Dobbiamo infatti sapere che le larve di Anisakis mostrano una notevole tolleranza al sale e all’aceto, ingredienti principali nelle salamoie e nelle marinature, e quindi il pesce così trattato non è sicuro al 100%. Al contrario, sono termolabili e subiscono sia l’effetto del caldo in cottura che del freddo in congelamento, che sono quindi le “armi” in nostra tutela, anche se l’efficacia di queste due operazioni dipendono dalla temperatura e dalla durata: in particolare, si pensa che un congelamento a -18° per almeno 96 ore sia sufficiente (conservando il pesce alla stessa temperatura fino al momento del servizio a crudo o della cottura), mentre in cottura bisogna essere certi che l’interno del pesce raggiunga una temperatura superiore ai 60° per almeno 10 minuti per avere la certezza di uccidere le larve.

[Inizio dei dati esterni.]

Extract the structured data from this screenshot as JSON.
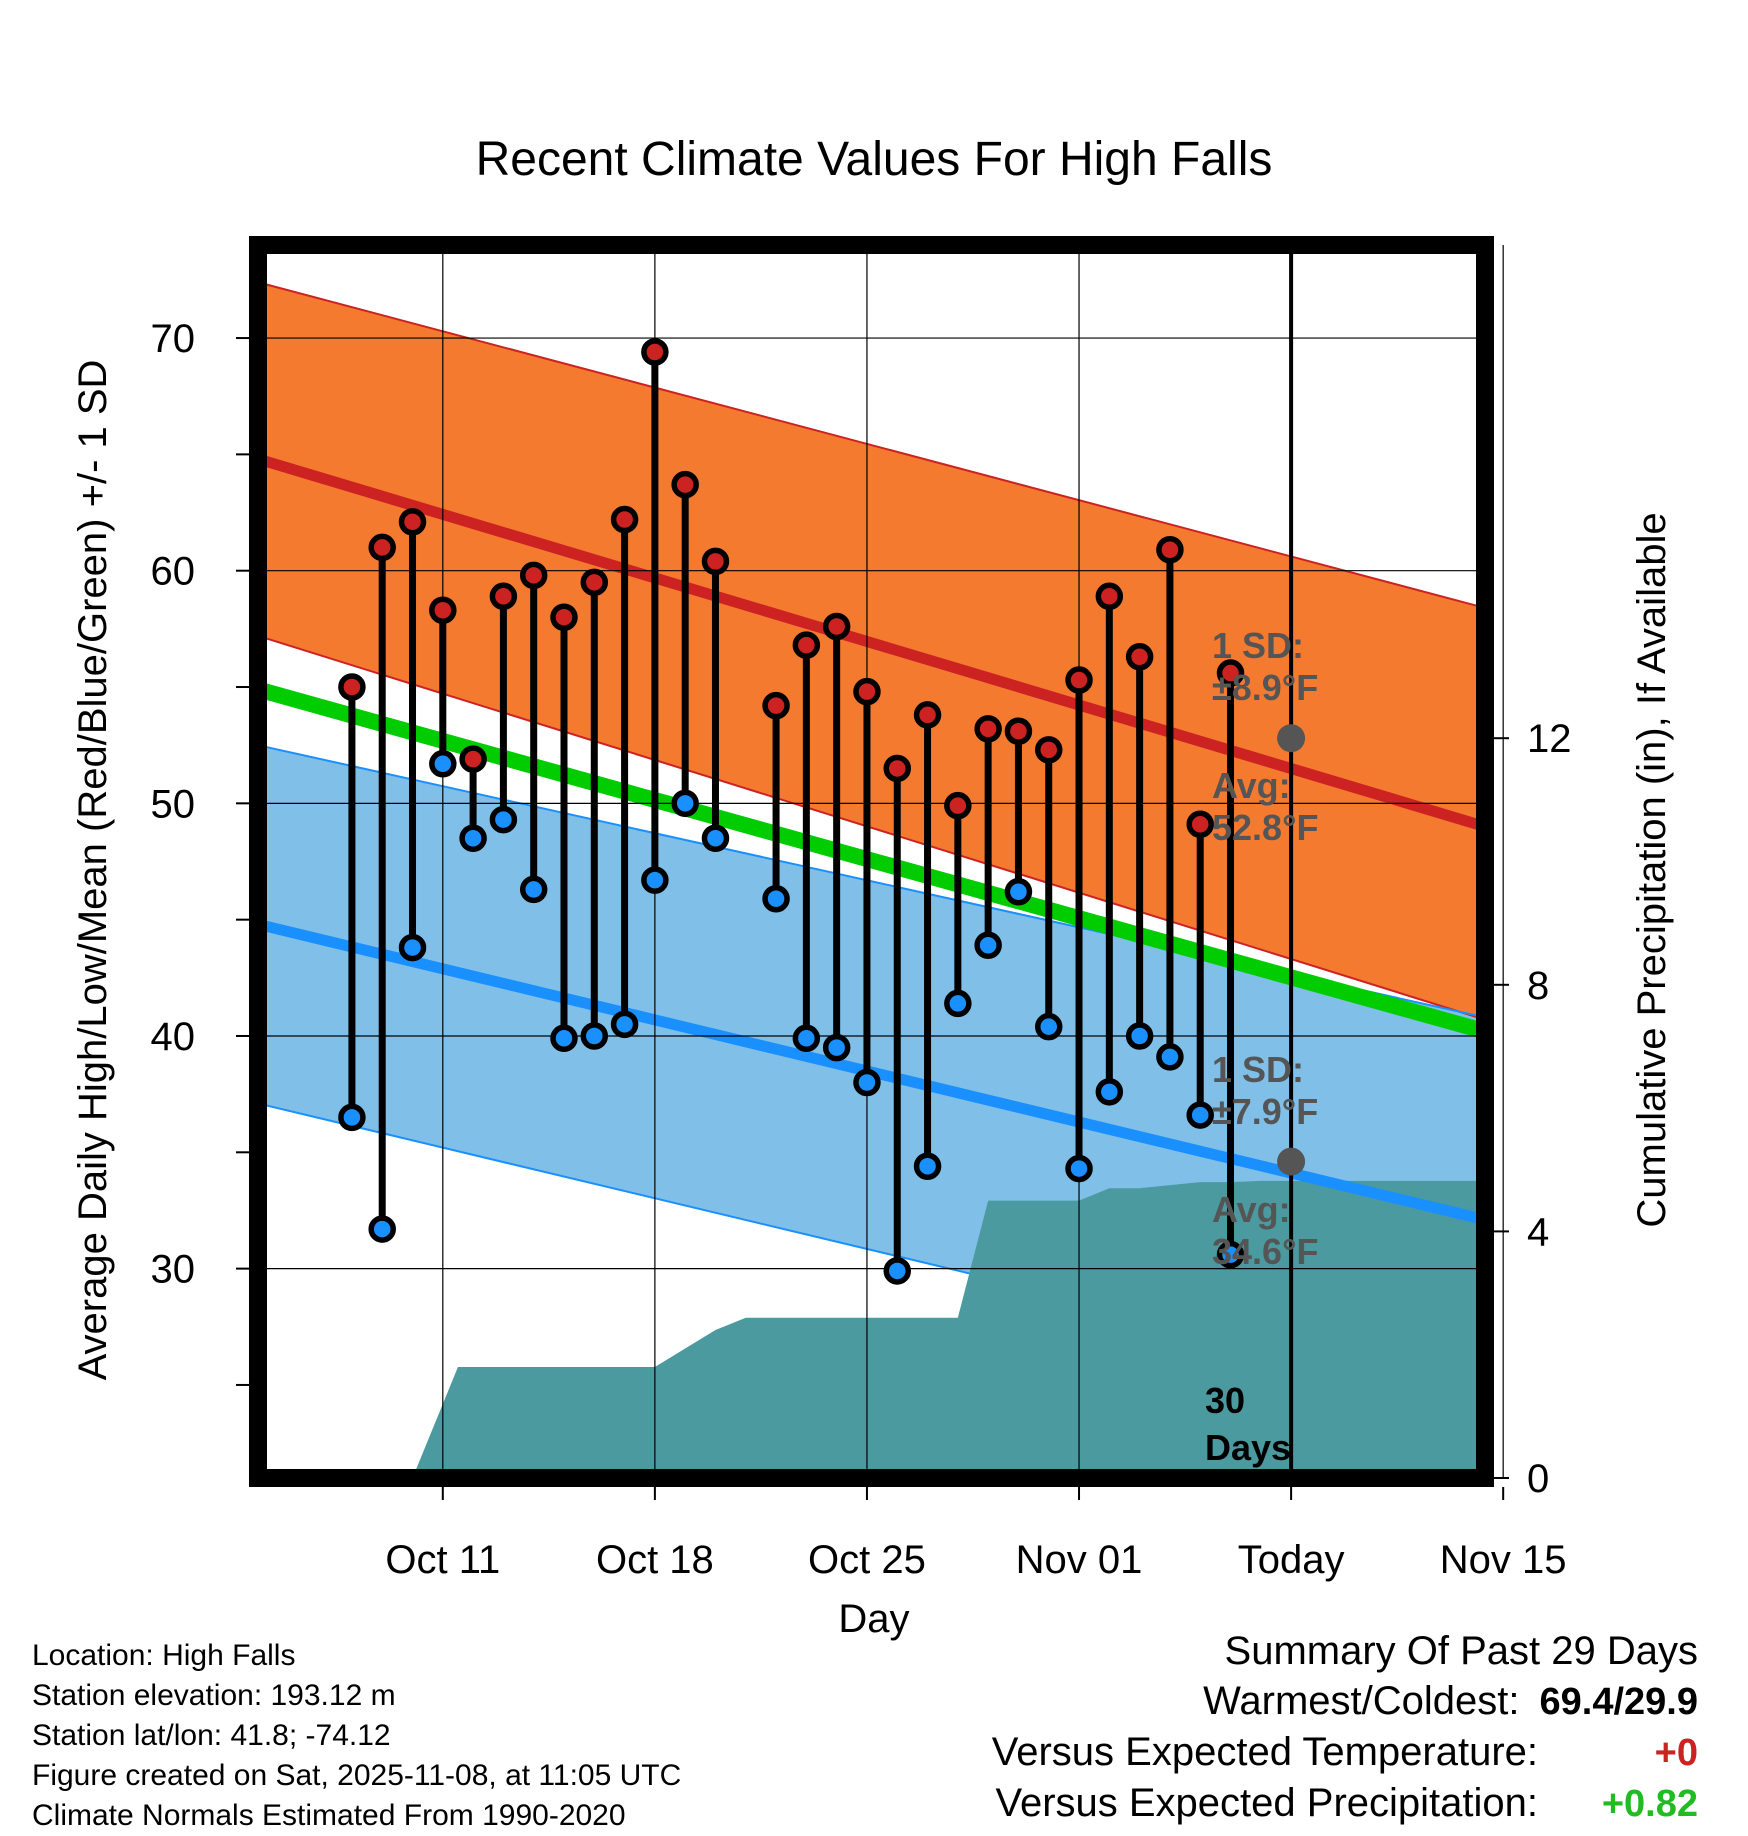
{
  "chart_data": {
    "type": "line",
    "title": "Recent Climate Values For High Falls",
    "xlabel": "Day",
    "ylabel": "Average Daily High/Low/Mean (Red/Blue/Green) +/- 1 SD",
    "y2label": "Cumulative Precipitation (in), If Available",
    "ylim": [
      21,
      74
    ],
    "y2lim": [
      0,
      20
    ],
    "xlim": [
      -33.1,
      7.4
    ],
    "grid": true,
    "x_ticks": [
      {
        "day": -27,
        "label": "Oct 11"
      },
      {
        "day": -20,
        "label": "Oct 18"
      },
      {
        "day": -13,
        "label": "Oct 25"
      },
      {
        "day": -6,
        "label": "Nov 01"
      },
      {
        "day": 1,
        "label": "Today"
      },
      {
        "day": 8,
        "label": "Nov 15"
      }
    ],
    "y_ticks": [
      30,
      40,
      50,
      60,
      70
    ],
    "y2_ticks": [
      0,
      4,
      8,
      12
    ],
    "normals": {
      "x": [
        -33.1,
        7.4
      ],
      "high_avg": [
        64.8,
        49.0
      ],
      "high_sd_upper": [
        72.4,
        58.4
      ],
      "high_sd_lower": [
        57.2,
        40.7
      ],
      "low_avg": [
        44.8,
        32.1
      ],
      "low_sd_upper": [
        52.5,
        40.8
      ],
      "low_sd_lower": [
        37.1,
        24.5
      ],
      "mean_avg": [
        54.9,
        40.2
      ]
    },
    "series": [
      {
        "name": "High",
        "color": "#cc2222",
        "x": [
          -30,
          -29,
          -28,
          -27,
          -26,
          -25,
          -24,
          -23,
          -22,
          -21,
          -20,
          -19,
          -18,
          -16,
          -15,
          -14,
          -13,
          -12,
          -11,
          -10,
          -9,
          -8,
          -7,
          -6,
          -5,
          -4,
          -3,
          -2,
          -1,
          0
        ],
        "values": [
          55.0,
          61.0,
          62.1,
          58.3,
          51.9,
          58.9,
          59.8,
          58.0,
          59.5,
          62.2,
          69.4,
          63.7,
          60.4,
          54.2,
          56.8,
          57.6,
          54.8,
          51.5,
          53.8,
          49.9,
          53.2,
          53.1,
          52.3,
          55.3,
          58.9,
          56.3,
          60.9,
          49.1,
          55.6,
          null
        ]
      },
      {
        "name": "Low",
        "color": "#1a90ff",
        "x": [
          -30,
          -29,
          -28,
          -27,
          -26,
          -25,
          -24,
          -23,
          -22,
          -21,
          -20,
          -19,
          -18,
          -16,
          -15,
          -14,
          -13,
          -12,
          -11,
          -10,
          -9,
          -8,
          -7,
          -6,
          -5,
          -4,
          -3,
          -2,
          -1,
          0
        ],
        "values": [
          36.5,
          31.7,
          43.8,
          51.7,
          48.5,
          49.3,
          46.3,
          39.9,
          40.0,
          40.5,
          46.7,
          50.0,
          48.5,
          45.9,
          39.9,
          39.5,
          38.0,
          29.9,
          34.4,
          41.4,
          43.9,
          46.2,
          40.4,
          34.3,
          37.6,
          40.0,
          39.1,
          36.6,
          30.6,
          null
        ]
      }
    ],
    "precip": {
      "x": [
        -29.3,
        -28,
        -26.5,
        -20,
        -19,
        -18,
        -17,
        -10,
        -9,
        -6,
        -5,
        -4,
        -3,
        -2,
        -1,
        0,
        7.4
      ],
      "values": [
        0,
        0,
        1.8,
        1.8,
        2.1,
        2.4,
        2.6,
        2.6,
        4.5,
        4.5,
        4.7,
        4.7,
        4.75,
        4.8,
        4.8,
        4.82,
        4.82
      ]
    },
    "today_marker": {
      "day": 1,
      "high_avg": 52.8,
      "low_avg": 34.6
    }
  },
  "annotations": {
    "high_sd_label": "1 SD:",
    "high_sd_value": "±8.9°F",
    "high_avg_label": "Avg:",
    "high_avg_value": "52.8°F",
    "low_sd_label": "1 SD:",
    "low_sd_value": "±7.9°F",
    "low_avg_label": "Avg:",
    "low_avg_value": "34.6°F",
    "days_value": "30",
    "days_label": "Days"
  },
  "colors": {
    "high_band": "#f47a30",
    "high_line": "#cc2222",
    "low_band": "#80c0e8",
    "low_line": "#1a90ff",
    "mean_line": "#00cc00",
    "precip": "#4a9aa0",
    "marker_grey": "#555555"
  },
  "footer_left": {
    "location": "Location: High Falls",
    "elevation": "Station elevation: 193.12 m",
    "latlon": "Station lat/lon: 41.8; -74.12",
    "created": "Figure created on Sat, 2025-11-08, at 11:05 UTC",
    "normals": "Climate Normals Estimated From 1990-2020"
  },
  "footer_right": {
    "summary_title": "Summary Of Past 29 Days",
    "warm_cold_label": "Warmest/Coldest:",
    "warm_cold_value": "69.4/29.9",
    "temp_label": "Versus Expected Temperature:",
    "temp_value": "+0",
    "temp_color": "#cc2222",
    "precip_label": "Versus Expected Precipitation:",
    "precip_value": "+0.82",
    "precip_color": "#22bb22"
  }
}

Le regole e le leggi per prevenire l’anisakis e i sintomi dell’anisakiasi non sono identiche in tutto il mondo, anche se si basano sempre su raccomandazioni legate alla gestione preventiva e alla cottura degli alimenti.

In particolare, l’Unione europea suggerisce di congelare il pesce per almeno 24 ore a -20°, stabilendo nel contempo l’obbligo per i ristoratori di possedere abbattitori di temperatura; secondo l’Organizzazione mondiale della Sanità, invece, è necessaria innanzitutto una rapida eviscerazione del pescato (aiuta a diminuire il rischio del passaggio delle larve dagli intestini ai tessuti muscolari del pesce), che deve essere poi congelato ad almeno -23° per 7 giorni o venduto immediatamente per una rapida cottura.

Più dettagliate le indicazioni della Food and Drug Administration negli Stati Uniti, che fornisce linee guida su come eliminare i parassiti per i rivenditori che vendono pesce destinato a essere consumato crudo e anche per i consumatori che intendono mangiare pesce in tutta sicurezza. Nello specifico, è previsto il congelamento del pesce almeno a -31°F (─35° C) per 15 ore o -4°F (─20° C) per 7 giorni per uccidere i parassiti e l’esecuzione di un esame fisico noto come candling, che consiste nell’osservazione dei filetti in controluce alla ricerca dei vermi.